Terminal de GNL em Wilhelmshaven, Alemanha, 17 de dezembro de 2022
Terminal de GNL em Wilhelmshaven, Alemanha, 17 de dezembro de 2022 Copyright 2022 The Associated Press. All rights reserved

A isto junta-se outro fator: as fugas de metano. A sua monitorização deverá ser significativamente mais rigorosa na Alemanha do que em muitos países produtores. Também por essa via, segundo Kümpel, seria possível poupar cerca de oito milhões de toneladas de CO₂.

Na CDU há, entretanto, esforços para relançar a extração de gás natural na Alemanha: o Governo federal «não quer continuar a dificultar» a extração de gás, disse a ministra da Economia, Katherina Reiche (CDU), aos jornais do grupo Funke Mediengruppe. Sobretudo em tempos de forte tensão geopolítica, é preciso discutir o tema, sublinhou a ministra, vincando que é necessário «ponderar com muito cuidado entre os interesses ambientais e o abastecimento de matérias-primas».

Da parte do parceiro de coligação chega a resposta crítica: «O ataque ao Irão e as reações nos mercados fósseis mundiais mostram que temos de nos libertar o mais depressa possível dos combustíveis fósseis, através da aposta nas renováveis», afirmou a porta-voz para a política energética do SPD, Nina Scheer, em resposta a uma pergunta da Euronews.

Também os Verdes se posicionam claramente contra o fracking: «Quem aposta no fracking para reduzir a nossa dependência do gás também veste fato de banho quando o barco tem uma avaria», afirmou o porta-voz para a política energética dos Verdes, Michael Kellner, à Euronews. Em vez disso, o consumo de gás tem de baixar, «isolando paredes, facilitando a mudança para bombas de calor e permitindo à indústria investir em produção limpa».

A eletricidade produzida em novas centrais a gás nacionais pode sair mais cara do que o previsto, como sugere um novo estudo do Fórum para uma Economia Social de Mercado Ecológica (FÖS), encomendado pelo fornecedor de eletricidade verde Green Planet Energy: os investigadores apontam para um preço entre 23 e 28 cêntimos/kWh.

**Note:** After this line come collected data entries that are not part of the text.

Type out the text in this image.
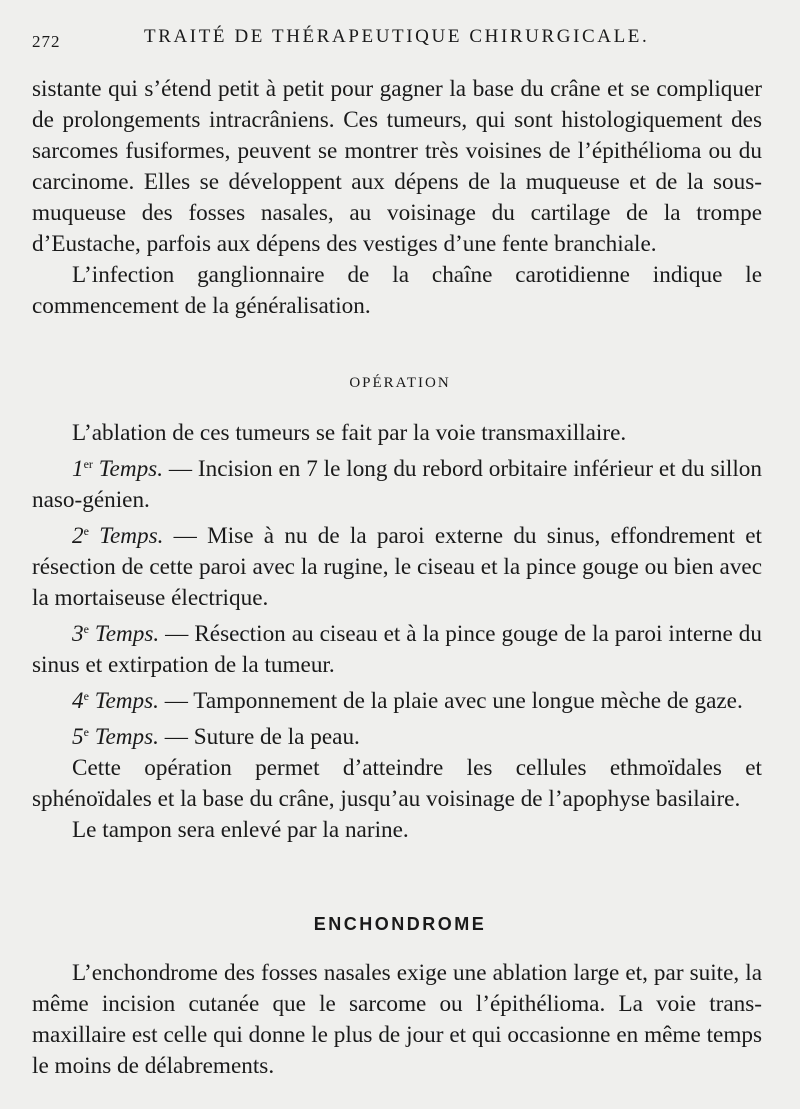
272	TRAITÉ DE THÉRAPEUTIQUE CHIRURGICALE.

sistante qui s’étend petit à petit pour gagner la base du crâne et se compliquer de prolongements intracrâniens. Ces tumeurs, qui sont histologiquement des sarcomes fusiformes, peuvent se montrer très voisines de l’épithélioma ou du carcinome. Elles se développent aux dépens de la muqueuse et de la sous-muqueuse des fosses nasales, au voisinage du cartilage de la trompe d’Eustache, parfois aux dépens des vestiges d’une fente branchiale.

L’infection ganglionnaire de la chaîne carotidienne indique le commencement de la généralisation.

OPÉRATION

L’ablation de ces tumeurs se fait par la voie transmaxillaire.

1er Temps. — Incision en 7 le long du rebord orbitaire inférieur et du sillon naso-génien.

2e Temps. — Mise à nu de la paroi externe du sinus, effondrement et résection de cette paroi avec la rugine, le ciseau et la pince gouge ou bien avec la mortaiseuse électrique.

3e Temps. — Résection au ciseau et à la pince gouge de la paroi interne du sinus et extirpation de la tumeur.

4e Temps. — Tamponnement de la plaie avec une longue mèche de gaze.

5e Temps. — Suture de la peau.

Cette opération permet d’atteindre les cellules ethmoïdales et sphénoïdales et la base du crâne, jusqu’au voisinage de l’apophyse basilaire.

Le tampon sera enlevé par la narine.

ENCHONDROME

L’enchondrome des fosses nasales exige une ablation large et, par suite, la même incision cutanée que le sarcome ou l’épithélioma. La voie trans-maxillaire est celle qui donne le plus de jour et qui occasionne en même temps le moins de délabrements.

Neste valor, os cientistas incluíram também os custos de construção, exploração e posterior desmantelamento das centrais a gás. A eletricidade de novos parques eólicos e solares custa menos de 10 cêntimos/kWh, conclui o estudo.

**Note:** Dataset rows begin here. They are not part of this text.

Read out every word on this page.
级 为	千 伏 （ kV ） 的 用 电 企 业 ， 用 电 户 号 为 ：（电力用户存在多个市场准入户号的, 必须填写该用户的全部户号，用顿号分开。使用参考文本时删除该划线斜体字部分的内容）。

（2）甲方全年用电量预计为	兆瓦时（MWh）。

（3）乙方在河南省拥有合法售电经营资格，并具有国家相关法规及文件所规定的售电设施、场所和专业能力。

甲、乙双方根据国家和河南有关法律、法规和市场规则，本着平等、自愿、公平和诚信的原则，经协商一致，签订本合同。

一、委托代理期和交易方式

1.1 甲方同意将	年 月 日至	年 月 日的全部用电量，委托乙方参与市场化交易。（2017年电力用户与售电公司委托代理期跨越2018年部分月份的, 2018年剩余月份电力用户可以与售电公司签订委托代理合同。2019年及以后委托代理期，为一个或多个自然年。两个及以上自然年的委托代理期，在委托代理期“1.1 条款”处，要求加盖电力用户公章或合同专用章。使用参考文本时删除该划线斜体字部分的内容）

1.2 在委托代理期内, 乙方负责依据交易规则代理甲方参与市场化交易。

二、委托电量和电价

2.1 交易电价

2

Alemanha proíbe fracking desde 2017

Em 2025, a Alemanha importou 106 terawatts-hora de gás natural através de terminais de GNL, cerca de 10,3 por cento do total das importações de gás alemãs. A grande maioria, 96 por cento, veio dos Estados Unidos, extraído, na maioria dos casos, por fracking.

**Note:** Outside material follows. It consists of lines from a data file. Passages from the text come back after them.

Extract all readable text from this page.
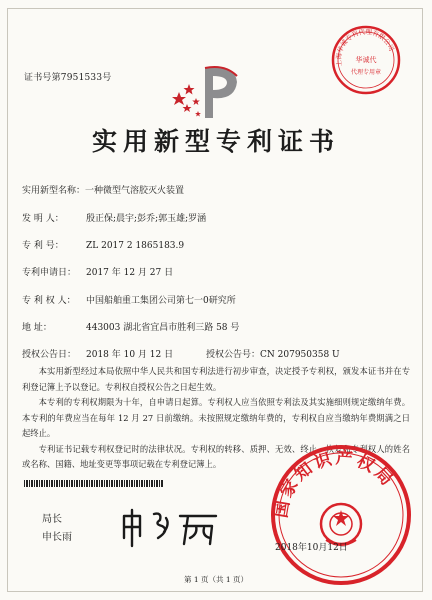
证书号第7951533号
上海华诚专利代理有限公司
华诚代
代理专用章
实用新型专利证书
实用新型名称：一种微型气溶胶灭火装置
发 明 人： 殷正保;晨宇;彭乔;郭玉雄;罗涵
专 利 号： ZL 2017 2 1865183.9
专利申请日： 2017 年 12 月 27 日
专 利 权 人： 中国船舶重工集团公司第七一0研究所
地 址：	443003 湖北省宜昌市胜利三路 58 号
授权公告日： 2018 年 10 月 12 日	授权公告号：CN 207950358 U
本实用新型经过本局依照中华人民共和国专利法进行初步审查，决定授予专利权，颁发本证书并在专利登记簿上予以登记。专利权自授权公告之日起生效。
本专利的专利权期限为十年，自申请日起算。专利权人应当依照专利法及其实施细则规定缴纳年费。本专利的年费应当在每年 12 月 27 日前缴纳。未按照规定缴纳年费的，专利权自应当缴纳年费期满之日起终止。
专利证书记载专利权登记时的法律状况。专利权的转移、质押、无效、终止、恢复和专利权人的姓名或名称、国籍、地址变更等事项记载在专利登记簿上。
局长
申长雨
申长雨
国家知识产权局
2018年10月12日
第 1 页（共 1 页）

Numa altura em que as relações transatlânticas se tornam cada vez mais tensas, alguns especialistas veem nisto um risco para a segurança do abastecimento. Para extrair gás na Alemanha, seria, porém, necessário aliviar primeiro a proibição atualmente em vigor.

Protestos contra um terminal de GNL, Rügen, Alemanha, 20 de abril de 2023
Protestos contra um terminal de GNL, Rügen, Alemanha, 20 de abril de 2023 (c) Copyright 2023, dpa (www.dpa.de). Alle Rechte vorbehalten

Em 2017, o então governo de coligação conservadores-social-democratas, liderado pela chanceler Angela Merkel (CDU), proibiu em grande medida a extração não convencional de gás natural, conhecida como fracking. No fracking, o gás de xisto é forçado a sair de rochas compactas com uma mistura de água e elevada pressão.

Em comparação, a extração convencional de gás natural continua autorizada, sob regras rigorosas. Neste caso, é explorado gás que se encontra em rochas porosas e que, por isso, consegue subir mais facilmente.

Em muitos países europeus, o fracking também está proibido ou fortemente limitado. Em França e na Áustria, por exemplo, a técnica não pode ser utilizada para extrair gás natural. Já na Polónia e na Roménia o fracking é permitido, ainda que sujeito a condições rigorosas.

Na população alemã, a opinião sobre o fracking está dividida. Um inquérito representativo da empresa de estudos de opinião Appinio para a revista Wirtschaftswoche, realizado em 2023, mostra que:

48 por cento dos alemães consideram o fracking necessário para fazer face à crise energética. Para 38 por cento, a tecnologia é dispensável. Os restantes 14 por cento estão indecisos.